Carlos tinha resolvido ir ao prazo dado, no fim do dia. Mas o dia era longo, custou-lhe a passar. Todas as ponderações da noite lhe ocorreram ao pensamento, todas as imagens que lhe tinham flutuado no espírito se avivaram, se animaram, e lhe começaram a dançar na alma aquela dança de fadas e duendes que faz a delícia e o tormento destes sonhadores acordados que andam pelo mundo e a quem a douta faculdade chama nervosos; em estilo de romance sensíveis, na frase popular malucos.

Carlos era tudo isso; para que o hei de eu negar?

Entre aquelas imagens que assim lhe bailavam no pensamento, vinha uma agora... talvez a que ele via mais distinta entre todas, a da avó que tanto amara, em cujo maternal coração ele bem sabia que tinha a primeira, a maior parte... da avó que tão carinhosa mãe lhe tinha sido! Pobre velhinha, hoje decrépita e cega... Cega, coitada! Como e porque cegaria ela?

Havia aí mistério, que Joaninha indicara, mas que não explicou.

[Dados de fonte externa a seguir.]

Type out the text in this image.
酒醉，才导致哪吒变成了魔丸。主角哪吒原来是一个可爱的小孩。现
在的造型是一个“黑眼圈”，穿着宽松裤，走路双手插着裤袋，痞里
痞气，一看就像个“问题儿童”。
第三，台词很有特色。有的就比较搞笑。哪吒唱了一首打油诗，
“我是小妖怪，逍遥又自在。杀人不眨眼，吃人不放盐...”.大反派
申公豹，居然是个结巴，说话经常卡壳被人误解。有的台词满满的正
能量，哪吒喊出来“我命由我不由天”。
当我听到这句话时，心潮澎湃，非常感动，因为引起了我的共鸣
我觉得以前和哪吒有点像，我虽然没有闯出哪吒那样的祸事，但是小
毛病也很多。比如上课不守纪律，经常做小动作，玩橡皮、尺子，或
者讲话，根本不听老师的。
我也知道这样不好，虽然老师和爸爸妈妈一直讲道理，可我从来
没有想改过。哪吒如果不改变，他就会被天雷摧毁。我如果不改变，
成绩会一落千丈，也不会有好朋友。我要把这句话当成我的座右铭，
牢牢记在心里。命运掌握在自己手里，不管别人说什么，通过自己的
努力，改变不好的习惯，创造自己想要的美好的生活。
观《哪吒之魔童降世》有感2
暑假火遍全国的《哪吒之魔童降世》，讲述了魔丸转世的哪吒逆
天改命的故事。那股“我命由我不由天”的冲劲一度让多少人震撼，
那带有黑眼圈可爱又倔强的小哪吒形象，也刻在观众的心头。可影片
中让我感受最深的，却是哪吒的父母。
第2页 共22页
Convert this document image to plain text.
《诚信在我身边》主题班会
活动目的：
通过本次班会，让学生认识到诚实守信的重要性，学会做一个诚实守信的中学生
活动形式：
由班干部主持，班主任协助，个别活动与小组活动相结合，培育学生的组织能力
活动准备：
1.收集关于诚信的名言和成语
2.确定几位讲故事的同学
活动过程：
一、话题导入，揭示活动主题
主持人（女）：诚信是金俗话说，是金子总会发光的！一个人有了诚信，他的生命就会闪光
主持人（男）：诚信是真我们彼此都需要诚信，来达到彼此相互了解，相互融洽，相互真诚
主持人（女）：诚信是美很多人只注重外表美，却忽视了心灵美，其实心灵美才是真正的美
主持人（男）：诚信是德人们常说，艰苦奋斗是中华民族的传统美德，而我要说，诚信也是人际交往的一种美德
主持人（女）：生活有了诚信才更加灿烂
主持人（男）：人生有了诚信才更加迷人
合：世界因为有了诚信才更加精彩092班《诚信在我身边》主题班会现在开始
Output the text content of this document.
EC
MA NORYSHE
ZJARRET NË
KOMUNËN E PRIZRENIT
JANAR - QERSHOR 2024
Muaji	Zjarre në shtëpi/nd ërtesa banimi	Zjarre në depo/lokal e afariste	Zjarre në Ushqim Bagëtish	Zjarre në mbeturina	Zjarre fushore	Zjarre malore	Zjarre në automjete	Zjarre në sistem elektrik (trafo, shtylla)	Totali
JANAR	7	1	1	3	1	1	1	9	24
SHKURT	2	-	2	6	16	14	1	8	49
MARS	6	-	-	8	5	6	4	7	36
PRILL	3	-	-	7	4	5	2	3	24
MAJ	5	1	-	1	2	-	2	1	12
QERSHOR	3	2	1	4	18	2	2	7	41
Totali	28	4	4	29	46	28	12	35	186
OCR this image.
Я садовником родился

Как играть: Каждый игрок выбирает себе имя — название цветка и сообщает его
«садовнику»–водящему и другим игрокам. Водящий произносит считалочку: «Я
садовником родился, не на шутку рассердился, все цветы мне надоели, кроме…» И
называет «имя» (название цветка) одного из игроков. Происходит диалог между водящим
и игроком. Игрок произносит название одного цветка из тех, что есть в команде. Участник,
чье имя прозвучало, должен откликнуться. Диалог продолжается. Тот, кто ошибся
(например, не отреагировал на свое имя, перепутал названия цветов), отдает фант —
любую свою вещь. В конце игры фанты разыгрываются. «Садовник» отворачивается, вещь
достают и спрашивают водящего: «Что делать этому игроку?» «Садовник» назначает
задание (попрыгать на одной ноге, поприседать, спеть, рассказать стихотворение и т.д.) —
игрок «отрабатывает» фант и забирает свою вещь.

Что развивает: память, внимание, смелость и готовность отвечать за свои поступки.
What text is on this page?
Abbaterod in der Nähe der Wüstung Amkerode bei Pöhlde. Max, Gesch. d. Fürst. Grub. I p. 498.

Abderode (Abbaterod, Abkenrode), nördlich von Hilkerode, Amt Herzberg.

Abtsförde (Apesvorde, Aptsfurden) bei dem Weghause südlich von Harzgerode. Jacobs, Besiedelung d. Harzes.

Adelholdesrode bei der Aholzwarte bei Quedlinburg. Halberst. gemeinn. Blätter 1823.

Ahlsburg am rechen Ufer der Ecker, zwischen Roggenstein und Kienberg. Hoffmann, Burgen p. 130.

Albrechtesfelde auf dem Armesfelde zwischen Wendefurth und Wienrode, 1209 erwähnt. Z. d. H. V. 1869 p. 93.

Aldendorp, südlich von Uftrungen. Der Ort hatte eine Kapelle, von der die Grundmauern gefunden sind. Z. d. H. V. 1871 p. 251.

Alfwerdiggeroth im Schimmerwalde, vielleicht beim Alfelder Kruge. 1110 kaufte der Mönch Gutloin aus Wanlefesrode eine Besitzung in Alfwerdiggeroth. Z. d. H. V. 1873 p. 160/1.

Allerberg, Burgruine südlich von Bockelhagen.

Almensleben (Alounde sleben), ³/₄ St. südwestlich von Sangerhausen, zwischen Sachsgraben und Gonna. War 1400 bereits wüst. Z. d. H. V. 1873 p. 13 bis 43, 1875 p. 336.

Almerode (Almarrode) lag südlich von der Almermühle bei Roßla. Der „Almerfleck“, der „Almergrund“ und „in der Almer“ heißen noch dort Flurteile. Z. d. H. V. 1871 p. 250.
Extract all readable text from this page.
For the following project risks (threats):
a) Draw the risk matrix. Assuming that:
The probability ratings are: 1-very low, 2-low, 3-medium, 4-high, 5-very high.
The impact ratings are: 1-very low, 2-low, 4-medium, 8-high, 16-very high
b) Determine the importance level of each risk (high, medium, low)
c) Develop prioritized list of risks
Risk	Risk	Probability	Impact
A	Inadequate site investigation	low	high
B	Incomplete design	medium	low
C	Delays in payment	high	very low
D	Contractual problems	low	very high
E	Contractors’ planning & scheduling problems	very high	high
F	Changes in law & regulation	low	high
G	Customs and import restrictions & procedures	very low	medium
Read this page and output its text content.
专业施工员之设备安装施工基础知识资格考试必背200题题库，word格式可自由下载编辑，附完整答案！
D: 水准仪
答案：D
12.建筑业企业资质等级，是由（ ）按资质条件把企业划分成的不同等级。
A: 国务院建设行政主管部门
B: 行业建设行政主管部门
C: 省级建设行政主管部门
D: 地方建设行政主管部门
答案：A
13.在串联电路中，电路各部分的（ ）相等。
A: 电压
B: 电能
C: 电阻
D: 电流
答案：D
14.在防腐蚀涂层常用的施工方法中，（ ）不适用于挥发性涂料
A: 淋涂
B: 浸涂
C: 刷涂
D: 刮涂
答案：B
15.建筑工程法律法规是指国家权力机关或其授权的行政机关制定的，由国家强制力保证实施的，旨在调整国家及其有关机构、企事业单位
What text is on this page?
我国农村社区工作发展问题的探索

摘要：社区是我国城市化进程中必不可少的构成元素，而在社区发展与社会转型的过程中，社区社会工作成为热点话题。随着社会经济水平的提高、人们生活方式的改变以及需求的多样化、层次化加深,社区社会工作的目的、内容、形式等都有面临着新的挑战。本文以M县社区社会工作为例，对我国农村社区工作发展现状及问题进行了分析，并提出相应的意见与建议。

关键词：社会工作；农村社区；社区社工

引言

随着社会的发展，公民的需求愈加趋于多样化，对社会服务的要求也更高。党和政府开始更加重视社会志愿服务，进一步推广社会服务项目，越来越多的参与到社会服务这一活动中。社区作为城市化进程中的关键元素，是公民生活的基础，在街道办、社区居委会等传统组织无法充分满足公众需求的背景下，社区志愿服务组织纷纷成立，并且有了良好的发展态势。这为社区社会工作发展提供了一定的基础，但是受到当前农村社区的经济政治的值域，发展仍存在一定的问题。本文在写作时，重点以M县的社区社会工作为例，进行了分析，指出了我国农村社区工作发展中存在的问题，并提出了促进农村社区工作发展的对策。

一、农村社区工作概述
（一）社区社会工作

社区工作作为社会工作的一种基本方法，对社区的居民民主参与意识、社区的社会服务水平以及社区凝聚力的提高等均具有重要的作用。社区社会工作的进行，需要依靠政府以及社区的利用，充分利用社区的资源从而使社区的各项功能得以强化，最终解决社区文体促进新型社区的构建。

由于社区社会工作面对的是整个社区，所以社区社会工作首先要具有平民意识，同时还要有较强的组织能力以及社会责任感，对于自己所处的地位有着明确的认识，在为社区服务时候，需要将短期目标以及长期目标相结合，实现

Atrás da paciência e humilhada figura daquela mulher de dores e desgraças, se erguia um vulto austero e duro, um homem armado da cabeça aos pés de ascética insensibilidade, um homem que parecia o fado-mau daquela velha, de toda a sua família... o cúmplice e o verdugo de um grande crime... um ser de mistério e de terror.

Era Frei Dinis aquele homem; homem que ele desejava, que ele cuidava detestar, mas por quem, no fundo da alma, lhe clamava urna voz mística e íntima, uma voz que lhe dizia: “Assim será tudo, mas tu não podes aborrecer esse homem”.

Sim, mas sobre Frei Dinis pesava uma acusação tremenda, que o fizera, a ele Carlos, abandonar a casa de seus pais! Acusação horrível que também compreendia a pobre velha, aquela avó que o adorava, e que ele, ainda criminosa como a supunha, não podia deixar de amar...

E destes medonhos segredos sabia Joaninha alguma coisa?

Esperava em Deus que não.

Desconfiaria alguma coisa?... O quê?

E iria ele poluir o pensamento, desflorar os ouvidos, corromper os lábios da inocente criança com o esclarecimento de tais horrores?

Havia de lhe falar na infâmia dos seus? Havia de lhe explicar o motivo por que fugira da casa paterna?

Havia de?...

Não.— Se Joaninha tivesse suspeitas, havia de destrui-las, antes; se ela soubesse alguma coisa, negar-lha.

Mentiria, juraria falso se fosse preciso.

E não havia de ir ver a avó, não havia de entrar na casa dos seus a consolar a infeliz que só vivia duma esperança, a de ver o filho de sua filha?

Não, nunca... O limiar daquela porta, que ele julgava contaminado, infame, manchado de sangue e cuspido de opróbrios e desonras, tinha-o passado sacudindo o pó de seus sapatos, prometendo a Deus e a sua honra de o não tornar a cruzar mais.